Premieres Monday September 17th
Revolution is a new pilot this fall from Writer/Creator Eric Kripke and Executive Produced by J.J. Abrams and Bryan Burk. For those of you not in the know, Eric Kripke’s last show, Supernatural is still on the CW eight years later and has been faced with cancellation numerous times. But it overcomes all of its obstacles to have some of the most loyal fans in the TV business.
J.J. Abrams on the other hand, has produced/written/created some of my favorite television shows of all time including Lost, Alias and Fringe. The two of them are known for their Sci-Fi television prowess so the two of them coming together for a new show was enough to make it my most anticipated show this fall. I’m especially excited for any and all supernatural or lost/fringe/alias references.
Add the cast which includes Tim Guinee (whom I still love from Stargate: SG-1, but most will know from The Good Wife) Elizabeth Mitchell (LOST, V) and David Lyons who was most recently the star of NBC not-so-hit show The Cape. Also Billy Burke who is was in that super-popular-tween-movie-as-someone’s-father but has had a long and healthy TV career including Gilmore Girls, Rizzoli and Isles, and 24.
Revolution’s premise is that all of the electricity and electrical devices in the world stop working. No internet, no batteries, no- anything really, a little thing people liked to call POST-APOCOLYPTIC-
Yeah I’m gonna like this show before I’ve even seen it. So keeping that in mind I set the bar extremely high- most pilots don’t have all three components of a great television series.
The show starts out with a father coming home saying “it’s coming” and as he tries to warn his brother, all of the electricity turns off. He saves a file to a flash drive that doubles as necklace just as everything goes dark. Cars. Streetlights.

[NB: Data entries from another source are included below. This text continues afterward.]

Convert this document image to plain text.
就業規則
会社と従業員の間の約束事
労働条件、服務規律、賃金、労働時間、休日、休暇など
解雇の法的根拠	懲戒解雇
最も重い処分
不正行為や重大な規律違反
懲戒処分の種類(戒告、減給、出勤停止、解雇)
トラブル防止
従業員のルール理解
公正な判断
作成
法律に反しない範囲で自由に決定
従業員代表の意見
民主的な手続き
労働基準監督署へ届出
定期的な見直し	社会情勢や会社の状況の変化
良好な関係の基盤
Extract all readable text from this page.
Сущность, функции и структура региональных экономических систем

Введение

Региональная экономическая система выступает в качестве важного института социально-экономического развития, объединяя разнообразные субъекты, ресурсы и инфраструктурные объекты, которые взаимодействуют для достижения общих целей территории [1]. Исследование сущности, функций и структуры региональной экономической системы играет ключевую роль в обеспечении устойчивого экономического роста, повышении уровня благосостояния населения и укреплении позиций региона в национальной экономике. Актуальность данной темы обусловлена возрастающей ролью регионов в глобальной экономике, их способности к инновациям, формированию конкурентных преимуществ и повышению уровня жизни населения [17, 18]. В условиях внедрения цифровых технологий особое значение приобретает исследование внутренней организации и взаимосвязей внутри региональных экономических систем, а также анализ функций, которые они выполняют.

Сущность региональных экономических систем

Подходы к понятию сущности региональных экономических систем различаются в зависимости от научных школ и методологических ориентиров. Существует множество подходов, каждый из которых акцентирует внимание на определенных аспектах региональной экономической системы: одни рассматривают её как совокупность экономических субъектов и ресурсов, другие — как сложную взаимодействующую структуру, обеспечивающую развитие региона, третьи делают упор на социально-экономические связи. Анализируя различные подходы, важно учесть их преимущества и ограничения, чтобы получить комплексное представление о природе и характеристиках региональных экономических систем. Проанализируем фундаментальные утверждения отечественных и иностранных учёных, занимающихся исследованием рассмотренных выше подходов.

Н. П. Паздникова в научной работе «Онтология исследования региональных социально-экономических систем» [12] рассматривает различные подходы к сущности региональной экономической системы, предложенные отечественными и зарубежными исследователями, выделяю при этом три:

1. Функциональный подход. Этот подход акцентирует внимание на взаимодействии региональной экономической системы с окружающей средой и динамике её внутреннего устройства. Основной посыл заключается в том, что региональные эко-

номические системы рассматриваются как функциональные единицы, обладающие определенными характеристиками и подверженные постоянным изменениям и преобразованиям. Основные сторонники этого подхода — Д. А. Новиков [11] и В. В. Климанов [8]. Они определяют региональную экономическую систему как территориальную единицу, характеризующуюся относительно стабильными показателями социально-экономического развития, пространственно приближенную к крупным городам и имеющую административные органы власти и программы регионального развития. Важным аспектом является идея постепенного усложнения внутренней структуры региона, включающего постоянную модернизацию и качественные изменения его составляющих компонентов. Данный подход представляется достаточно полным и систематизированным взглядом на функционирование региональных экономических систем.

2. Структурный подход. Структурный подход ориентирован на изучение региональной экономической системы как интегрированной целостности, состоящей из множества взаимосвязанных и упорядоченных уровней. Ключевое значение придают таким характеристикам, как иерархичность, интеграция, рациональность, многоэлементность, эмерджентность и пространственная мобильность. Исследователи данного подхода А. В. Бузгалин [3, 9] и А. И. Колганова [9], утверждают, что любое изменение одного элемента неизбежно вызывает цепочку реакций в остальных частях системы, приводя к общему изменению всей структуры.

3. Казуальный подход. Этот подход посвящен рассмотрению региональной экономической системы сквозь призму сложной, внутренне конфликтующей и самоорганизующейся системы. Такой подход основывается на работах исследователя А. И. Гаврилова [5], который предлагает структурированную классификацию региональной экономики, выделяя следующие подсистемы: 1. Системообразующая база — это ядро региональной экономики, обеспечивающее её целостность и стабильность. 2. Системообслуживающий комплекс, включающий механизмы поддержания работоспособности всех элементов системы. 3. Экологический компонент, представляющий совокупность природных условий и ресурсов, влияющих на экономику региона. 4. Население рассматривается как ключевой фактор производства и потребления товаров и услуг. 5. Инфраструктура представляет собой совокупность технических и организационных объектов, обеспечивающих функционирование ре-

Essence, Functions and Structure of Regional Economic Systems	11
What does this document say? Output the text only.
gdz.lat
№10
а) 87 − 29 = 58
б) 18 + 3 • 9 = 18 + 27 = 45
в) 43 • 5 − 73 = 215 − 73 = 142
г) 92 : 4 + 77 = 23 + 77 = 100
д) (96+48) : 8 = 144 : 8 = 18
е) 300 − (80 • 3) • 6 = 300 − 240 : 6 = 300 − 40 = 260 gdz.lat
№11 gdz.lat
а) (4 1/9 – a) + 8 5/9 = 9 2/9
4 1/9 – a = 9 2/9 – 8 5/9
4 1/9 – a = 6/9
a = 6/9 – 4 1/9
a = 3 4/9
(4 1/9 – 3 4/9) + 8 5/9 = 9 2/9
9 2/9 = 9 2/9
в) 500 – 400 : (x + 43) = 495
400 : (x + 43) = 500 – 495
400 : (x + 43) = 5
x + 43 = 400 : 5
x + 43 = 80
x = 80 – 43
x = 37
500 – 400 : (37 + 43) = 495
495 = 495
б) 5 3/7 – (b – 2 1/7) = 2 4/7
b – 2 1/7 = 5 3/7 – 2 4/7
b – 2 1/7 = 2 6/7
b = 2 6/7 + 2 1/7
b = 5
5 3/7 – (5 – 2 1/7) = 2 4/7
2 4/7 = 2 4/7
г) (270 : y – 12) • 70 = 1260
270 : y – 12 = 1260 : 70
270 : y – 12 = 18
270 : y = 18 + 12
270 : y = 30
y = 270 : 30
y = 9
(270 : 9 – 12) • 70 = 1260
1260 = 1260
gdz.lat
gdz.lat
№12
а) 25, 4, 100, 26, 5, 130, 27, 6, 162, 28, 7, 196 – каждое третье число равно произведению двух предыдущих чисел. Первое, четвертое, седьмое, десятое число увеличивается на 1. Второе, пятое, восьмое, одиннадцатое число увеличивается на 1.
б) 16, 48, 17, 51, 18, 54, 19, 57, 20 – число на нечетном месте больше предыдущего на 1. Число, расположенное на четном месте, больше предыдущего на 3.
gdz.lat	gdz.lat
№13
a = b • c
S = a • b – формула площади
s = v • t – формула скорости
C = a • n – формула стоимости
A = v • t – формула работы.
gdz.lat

It’s definitely a harsh adjustment in our world of technology. Everything goes back to basics; everyone leaves the cities and heads to the country where they can grow food. Fifteen years of no tech is not easy. Governments fell; mass starvation and disease are only the tip of the iceberg. The area around Chicago is run by a General and his militia’s patrol the area collecting taxes.
One patrol happens upon the city where Ben is living. They want to take him. The town resists and they end up taking his son with them in a bloodbath that ends in his death. His daughter Charlotte (Charlie) heads to Chicago to find her uncle who was a marine before the world went sideways known for “killing people”.
She’s on the road with her “step mom” Maggie (the women her father was spending time with before he died) and Aaron a former Google executive. At one point in the pilot he claims to have owned an airplane and got married in one of Chicago’s nicest hotels.
Charlie is a very relatable lead character. As a young woman who remembers what it was like before the Blackout, she has a wanderlust and sense of adventure that was denied to her growing up. She remembers ice cream and post cards from other cities. In the span of the pilot her mother died, her father died and her brother was kidnapped by a militia. She meets her Uncle for the first time and he’s not what she is expecting but probably what she needs.
She has some definite growing to do: she trusts too easily and needs some hand-to-hand training. Nate, one of the militia members saves her life twice in one episode which didn’t make sense to me but maybe things will become clear in the coming weeks.
Her brother Danny on the other hand is pretty dumb. He manages to get away from the militia only to have them catch up to him. He provokes them.
Now let me turn to my favorite character… Uncle Miles. He’s pretty much a drunk, trying to keep a low profile. Up until the point where Charlie meets Miles the pilot is pretty much as expected. Even after he uses his badass skills for the first time to reveal the Shady Kid is a militia member.
Miles goes on a KILLING SPREE. It was amazing. He killed at least 17 guys on his own, in this truly beautiful fight sequence. He agrees to go with them and then the series begins.
There are TWO very good reveals at the end that bumped a B pilot up to an A-.
I notoriously do not like pilots and had very high standards for this episode coming from Kripke and Abrams. I definitely think that Charlie needs to grow up a little; hopefully Uncle Badass will help her out with some hand-to-hand combat training. This show definitely has infinite possibilities, but part of me fears for its timeslot. Genre shows and NBC don’t have the greatest track record.